The Darkness on the unexpected love for ‘I Believe in a Thing Called Love’: “I expected us all to feel embarrassed playing it”

“We looked at each other and thought: ‘This is it. It’s staying.’ I was like: ‘Oh fuck. It’s staying.’”

Justin Hawkins of The Darkness

Image: C Brandon / Getty Images

Join The Darkness as they take you behind the scenes of the making of their greatest hit — I Believe in a Thing Called Love, a song the band admittedly “didn’t labour” or “toil” over.

Inspired by a conversation along the lines of “Why don’t we just write the stupidest song ever?”, the track was in fact one that leaned more ‘embarrassing’ than ‘number one hit’ in the eyes of guitarist Dan Hawkins.

“It was probably Justin, my brother, who came up with the first riff: he and Frankie [Poullain, bassist] were sparring with that ridiculous chorus line very early on,” Hawkins told The Guardian. “I came up with the bridge and the back end of the chorus and tried to put it into some sort of semblance of a song. We took that arrangement into a dingy rehearsal room a few days later.”

“I expected us all to feel embarrassed playing it. But everyone was singing along to the chorus the second time it came around. We looked at each other and thought: “This is it. It’s staying.” I was like: “Oh fuck. It’s staying.”

Frontman Justin Hawkins added, “We didn’t labour over it. We didn’t toil and look for the ultimate riff. I was just following my fingers, really.”

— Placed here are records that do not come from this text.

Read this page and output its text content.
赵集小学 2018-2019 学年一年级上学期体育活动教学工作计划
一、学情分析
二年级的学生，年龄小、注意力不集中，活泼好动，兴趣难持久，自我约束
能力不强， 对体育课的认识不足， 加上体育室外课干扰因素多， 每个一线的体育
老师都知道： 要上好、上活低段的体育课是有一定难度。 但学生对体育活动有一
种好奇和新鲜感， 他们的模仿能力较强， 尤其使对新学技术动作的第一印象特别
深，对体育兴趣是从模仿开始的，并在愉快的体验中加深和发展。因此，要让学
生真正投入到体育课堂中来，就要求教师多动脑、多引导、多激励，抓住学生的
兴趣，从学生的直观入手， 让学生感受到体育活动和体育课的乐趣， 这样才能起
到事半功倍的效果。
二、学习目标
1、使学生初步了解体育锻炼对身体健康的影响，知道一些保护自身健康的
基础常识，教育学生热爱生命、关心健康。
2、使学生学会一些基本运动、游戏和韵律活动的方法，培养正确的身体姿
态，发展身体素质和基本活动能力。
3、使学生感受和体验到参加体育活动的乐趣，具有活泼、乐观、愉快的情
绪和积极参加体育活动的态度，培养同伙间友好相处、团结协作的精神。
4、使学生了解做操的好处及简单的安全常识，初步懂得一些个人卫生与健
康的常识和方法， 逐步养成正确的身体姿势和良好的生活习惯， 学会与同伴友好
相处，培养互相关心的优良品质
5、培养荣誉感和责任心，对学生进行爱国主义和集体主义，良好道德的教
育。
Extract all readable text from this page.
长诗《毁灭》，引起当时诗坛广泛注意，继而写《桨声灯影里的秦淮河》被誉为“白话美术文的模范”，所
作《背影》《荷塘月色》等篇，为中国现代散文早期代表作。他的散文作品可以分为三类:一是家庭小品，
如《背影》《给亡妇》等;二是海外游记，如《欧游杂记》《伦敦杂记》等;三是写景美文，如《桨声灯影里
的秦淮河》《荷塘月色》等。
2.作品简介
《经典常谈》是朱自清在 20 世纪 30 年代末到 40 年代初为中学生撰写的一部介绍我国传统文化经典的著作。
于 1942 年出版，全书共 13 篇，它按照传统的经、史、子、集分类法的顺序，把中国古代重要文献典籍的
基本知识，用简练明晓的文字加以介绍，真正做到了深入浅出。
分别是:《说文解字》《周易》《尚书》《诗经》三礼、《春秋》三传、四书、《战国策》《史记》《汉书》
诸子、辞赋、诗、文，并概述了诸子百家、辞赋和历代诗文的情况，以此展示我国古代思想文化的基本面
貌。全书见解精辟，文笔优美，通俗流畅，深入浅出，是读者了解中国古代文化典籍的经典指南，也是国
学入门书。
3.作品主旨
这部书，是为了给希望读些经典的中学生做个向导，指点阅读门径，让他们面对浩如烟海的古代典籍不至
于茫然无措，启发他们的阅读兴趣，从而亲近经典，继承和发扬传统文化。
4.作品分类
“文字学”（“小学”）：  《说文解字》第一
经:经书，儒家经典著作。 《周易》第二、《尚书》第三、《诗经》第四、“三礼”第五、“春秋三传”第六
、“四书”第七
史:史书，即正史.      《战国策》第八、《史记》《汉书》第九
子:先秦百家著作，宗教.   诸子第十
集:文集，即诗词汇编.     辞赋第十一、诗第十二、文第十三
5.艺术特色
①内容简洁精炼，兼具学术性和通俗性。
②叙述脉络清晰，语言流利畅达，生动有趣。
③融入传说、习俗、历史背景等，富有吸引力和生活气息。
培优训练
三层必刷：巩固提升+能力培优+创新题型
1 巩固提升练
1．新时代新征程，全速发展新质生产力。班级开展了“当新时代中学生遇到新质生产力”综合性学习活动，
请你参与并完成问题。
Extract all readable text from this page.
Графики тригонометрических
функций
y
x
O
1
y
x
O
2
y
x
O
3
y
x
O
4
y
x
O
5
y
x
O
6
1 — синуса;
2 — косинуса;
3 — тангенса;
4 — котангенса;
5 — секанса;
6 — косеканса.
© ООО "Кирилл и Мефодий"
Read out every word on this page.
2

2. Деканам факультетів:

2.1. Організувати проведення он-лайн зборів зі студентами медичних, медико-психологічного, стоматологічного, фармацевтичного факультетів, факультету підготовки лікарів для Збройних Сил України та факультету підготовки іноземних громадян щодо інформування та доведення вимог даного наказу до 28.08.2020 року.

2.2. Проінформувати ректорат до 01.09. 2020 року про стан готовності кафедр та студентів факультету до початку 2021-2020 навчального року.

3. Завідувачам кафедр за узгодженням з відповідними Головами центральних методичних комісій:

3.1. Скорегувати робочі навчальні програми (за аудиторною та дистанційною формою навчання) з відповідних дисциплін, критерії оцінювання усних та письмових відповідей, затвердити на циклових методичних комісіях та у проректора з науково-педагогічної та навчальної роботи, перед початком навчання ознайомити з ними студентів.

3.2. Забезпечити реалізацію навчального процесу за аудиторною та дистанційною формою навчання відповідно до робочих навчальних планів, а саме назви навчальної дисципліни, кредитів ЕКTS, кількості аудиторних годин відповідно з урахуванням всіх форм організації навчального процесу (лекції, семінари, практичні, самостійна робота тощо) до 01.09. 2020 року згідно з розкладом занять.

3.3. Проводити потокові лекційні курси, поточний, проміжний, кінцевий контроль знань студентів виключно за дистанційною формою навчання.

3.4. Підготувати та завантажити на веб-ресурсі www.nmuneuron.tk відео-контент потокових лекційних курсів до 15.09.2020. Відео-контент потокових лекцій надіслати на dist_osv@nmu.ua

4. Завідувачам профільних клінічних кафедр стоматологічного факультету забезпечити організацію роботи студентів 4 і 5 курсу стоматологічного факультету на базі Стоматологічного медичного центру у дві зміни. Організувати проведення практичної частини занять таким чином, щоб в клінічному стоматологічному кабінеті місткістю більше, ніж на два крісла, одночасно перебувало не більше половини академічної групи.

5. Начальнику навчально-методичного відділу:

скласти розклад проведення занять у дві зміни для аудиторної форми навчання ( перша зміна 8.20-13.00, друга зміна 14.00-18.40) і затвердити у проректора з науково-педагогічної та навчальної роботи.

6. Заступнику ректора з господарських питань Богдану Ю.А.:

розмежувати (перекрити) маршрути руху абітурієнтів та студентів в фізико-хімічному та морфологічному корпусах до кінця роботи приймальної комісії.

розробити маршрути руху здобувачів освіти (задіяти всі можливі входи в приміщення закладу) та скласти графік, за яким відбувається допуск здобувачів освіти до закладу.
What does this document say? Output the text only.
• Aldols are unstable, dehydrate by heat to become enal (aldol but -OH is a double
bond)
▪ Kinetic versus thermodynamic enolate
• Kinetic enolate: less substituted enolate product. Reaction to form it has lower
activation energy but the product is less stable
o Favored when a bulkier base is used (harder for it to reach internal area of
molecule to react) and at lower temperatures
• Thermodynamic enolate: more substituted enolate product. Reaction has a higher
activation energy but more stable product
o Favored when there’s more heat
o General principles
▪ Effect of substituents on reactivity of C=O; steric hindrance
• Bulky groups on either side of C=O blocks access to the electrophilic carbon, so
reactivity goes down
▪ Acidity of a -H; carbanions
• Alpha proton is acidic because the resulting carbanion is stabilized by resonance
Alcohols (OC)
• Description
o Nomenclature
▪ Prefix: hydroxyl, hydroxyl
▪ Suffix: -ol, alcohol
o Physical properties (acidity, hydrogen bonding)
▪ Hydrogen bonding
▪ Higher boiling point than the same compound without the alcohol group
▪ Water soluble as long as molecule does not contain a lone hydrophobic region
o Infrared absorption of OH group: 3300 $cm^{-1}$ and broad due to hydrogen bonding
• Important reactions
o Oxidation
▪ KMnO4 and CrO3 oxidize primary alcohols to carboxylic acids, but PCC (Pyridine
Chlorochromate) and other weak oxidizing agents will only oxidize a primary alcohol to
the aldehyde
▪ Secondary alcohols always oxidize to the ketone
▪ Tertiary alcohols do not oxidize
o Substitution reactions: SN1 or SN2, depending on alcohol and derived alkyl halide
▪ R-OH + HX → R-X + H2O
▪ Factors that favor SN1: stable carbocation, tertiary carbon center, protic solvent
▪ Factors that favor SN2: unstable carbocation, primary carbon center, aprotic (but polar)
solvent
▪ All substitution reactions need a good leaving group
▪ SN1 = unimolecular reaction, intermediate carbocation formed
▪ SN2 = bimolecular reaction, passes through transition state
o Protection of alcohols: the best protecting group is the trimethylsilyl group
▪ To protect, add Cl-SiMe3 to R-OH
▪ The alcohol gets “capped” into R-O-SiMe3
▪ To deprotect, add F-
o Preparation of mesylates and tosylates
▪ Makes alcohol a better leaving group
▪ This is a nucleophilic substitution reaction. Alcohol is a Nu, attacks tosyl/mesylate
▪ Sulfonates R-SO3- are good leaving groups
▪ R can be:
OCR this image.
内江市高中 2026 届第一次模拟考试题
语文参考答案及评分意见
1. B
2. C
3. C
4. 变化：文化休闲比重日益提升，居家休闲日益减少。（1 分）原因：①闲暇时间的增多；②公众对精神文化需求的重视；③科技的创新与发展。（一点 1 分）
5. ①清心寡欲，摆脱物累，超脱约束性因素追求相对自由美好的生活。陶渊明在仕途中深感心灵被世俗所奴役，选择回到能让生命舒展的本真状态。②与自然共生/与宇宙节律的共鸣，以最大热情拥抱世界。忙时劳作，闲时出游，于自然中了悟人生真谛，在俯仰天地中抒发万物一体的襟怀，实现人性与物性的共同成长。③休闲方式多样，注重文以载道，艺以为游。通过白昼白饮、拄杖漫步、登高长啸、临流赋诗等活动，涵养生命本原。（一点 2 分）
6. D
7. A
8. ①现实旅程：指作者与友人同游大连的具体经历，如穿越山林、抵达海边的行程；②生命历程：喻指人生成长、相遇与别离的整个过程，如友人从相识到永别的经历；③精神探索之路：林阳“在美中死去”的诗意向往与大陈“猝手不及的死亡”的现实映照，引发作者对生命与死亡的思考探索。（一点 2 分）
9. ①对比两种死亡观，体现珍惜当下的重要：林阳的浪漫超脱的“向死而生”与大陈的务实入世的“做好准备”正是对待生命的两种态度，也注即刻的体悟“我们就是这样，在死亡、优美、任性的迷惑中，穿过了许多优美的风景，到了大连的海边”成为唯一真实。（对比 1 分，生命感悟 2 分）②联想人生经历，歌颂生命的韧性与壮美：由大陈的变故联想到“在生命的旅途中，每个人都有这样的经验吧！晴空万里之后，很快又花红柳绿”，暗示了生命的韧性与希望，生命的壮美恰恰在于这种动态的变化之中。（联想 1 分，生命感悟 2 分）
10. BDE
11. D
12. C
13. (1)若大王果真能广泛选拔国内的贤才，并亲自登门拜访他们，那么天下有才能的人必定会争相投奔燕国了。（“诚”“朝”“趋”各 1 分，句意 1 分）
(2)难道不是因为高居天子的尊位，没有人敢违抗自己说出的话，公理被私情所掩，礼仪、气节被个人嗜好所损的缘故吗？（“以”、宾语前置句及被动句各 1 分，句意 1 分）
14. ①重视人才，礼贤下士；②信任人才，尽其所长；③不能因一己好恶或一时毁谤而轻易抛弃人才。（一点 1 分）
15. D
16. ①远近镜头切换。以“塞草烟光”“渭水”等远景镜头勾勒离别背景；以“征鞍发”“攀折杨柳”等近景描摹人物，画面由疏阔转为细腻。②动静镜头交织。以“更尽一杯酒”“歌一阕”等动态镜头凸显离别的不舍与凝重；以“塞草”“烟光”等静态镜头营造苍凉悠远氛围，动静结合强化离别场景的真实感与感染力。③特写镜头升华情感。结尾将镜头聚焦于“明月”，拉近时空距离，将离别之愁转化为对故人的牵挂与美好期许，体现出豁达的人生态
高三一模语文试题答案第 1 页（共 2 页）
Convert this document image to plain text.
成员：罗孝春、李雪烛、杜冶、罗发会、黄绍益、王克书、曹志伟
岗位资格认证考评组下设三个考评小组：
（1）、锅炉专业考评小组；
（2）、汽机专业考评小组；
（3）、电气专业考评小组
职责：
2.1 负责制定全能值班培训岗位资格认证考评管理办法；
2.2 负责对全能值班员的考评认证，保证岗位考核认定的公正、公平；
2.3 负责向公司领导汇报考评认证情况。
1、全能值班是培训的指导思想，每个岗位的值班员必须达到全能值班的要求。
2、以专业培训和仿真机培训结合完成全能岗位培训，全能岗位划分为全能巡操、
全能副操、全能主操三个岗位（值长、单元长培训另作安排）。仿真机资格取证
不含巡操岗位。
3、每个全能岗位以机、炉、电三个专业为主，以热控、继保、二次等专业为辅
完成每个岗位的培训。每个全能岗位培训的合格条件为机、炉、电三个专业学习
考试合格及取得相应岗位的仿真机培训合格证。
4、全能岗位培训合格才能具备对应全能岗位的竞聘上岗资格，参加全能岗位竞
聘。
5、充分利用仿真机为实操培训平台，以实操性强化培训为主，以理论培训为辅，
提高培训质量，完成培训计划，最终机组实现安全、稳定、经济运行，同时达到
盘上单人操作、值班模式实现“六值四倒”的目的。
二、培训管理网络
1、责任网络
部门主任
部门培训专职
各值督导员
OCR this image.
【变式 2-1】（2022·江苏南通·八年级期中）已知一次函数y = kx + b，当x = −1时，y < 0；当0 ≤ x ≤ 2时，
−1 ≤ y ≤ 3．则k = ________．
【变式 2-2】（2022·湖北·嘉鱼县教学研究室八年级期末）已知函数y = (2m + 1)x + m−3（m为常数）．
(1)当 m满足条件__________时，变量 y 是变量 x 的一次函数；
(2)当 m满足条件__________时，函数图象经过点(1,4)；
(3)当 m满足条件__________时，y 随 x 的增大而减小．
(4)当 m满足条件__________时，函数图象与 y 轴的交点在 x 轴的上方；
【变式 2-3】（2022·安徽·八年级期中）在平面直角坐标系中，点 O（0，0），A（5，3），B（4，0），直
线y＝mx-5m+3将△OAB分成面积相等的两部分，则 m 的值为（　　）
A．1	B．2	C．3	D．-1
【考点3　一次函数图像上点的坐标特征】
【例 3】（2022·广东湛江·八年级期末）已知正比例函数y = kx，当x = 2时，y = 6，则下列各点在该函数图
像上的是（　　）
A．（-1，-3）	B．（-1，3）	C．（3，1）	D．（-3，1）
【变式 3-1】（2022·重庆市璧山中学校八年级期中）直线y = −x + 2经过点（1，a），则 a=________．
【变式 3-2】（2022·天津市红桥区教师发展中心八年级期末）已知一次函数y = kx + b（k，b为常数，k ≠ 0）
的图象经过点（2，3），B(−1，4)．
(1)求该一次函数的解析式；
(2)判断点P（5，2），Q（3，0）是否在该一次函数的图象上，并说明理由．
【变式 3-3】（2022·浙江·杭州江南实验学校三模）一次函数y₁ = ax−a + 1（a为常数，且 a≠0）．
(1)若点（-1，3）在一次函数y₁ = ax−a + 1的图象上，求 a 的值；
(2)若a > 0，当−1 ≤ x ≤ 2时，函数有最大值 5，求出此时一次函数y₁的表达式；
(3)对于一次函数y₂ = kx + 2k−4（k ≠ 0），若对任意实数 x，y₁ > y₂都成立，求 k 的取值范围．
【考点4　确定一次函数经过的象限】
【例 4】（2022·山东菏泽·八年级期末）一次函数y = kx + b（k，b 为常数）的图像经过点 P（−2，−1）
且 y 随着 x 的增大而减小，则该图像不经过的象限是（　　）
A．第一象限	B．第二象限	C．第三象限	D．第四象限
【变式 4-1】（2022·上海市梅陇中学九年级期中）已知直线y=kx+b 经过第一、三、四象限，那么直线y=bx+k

“I think we were sitting at what we used to call the Table of Truth: it was a round wooden table in the flat where Frankie and Dan lived. Things that are cartoonish and ridiculous — that’s my raison d’être. The ridiculous things that the Darkness do are tempered by Dan’s actual good taste. For me to be turned on, it’s got to have something in it that makes him go: “You can’t do that.”

The rocker also recalled being on a “pathological quest to put ‘love’ in every single song”, a topic he claimed bands were afraid to talk about: “The huge songs, the ones that really get you in the heart, they’re actually talking about it and they’re using the word ‘love’,” he said.

“I remember when we rehearsed the song, our manager came down and just said: ‘That’s a hit, that is.’ This was news to us. We recorded it in 2001 — the lead vocal was recorded on 11 September, the day of the 9/11 attacks. We played it with Robbie Williams at Knebworth a few summers later. It really was like: “Shit! Now we’re famous.”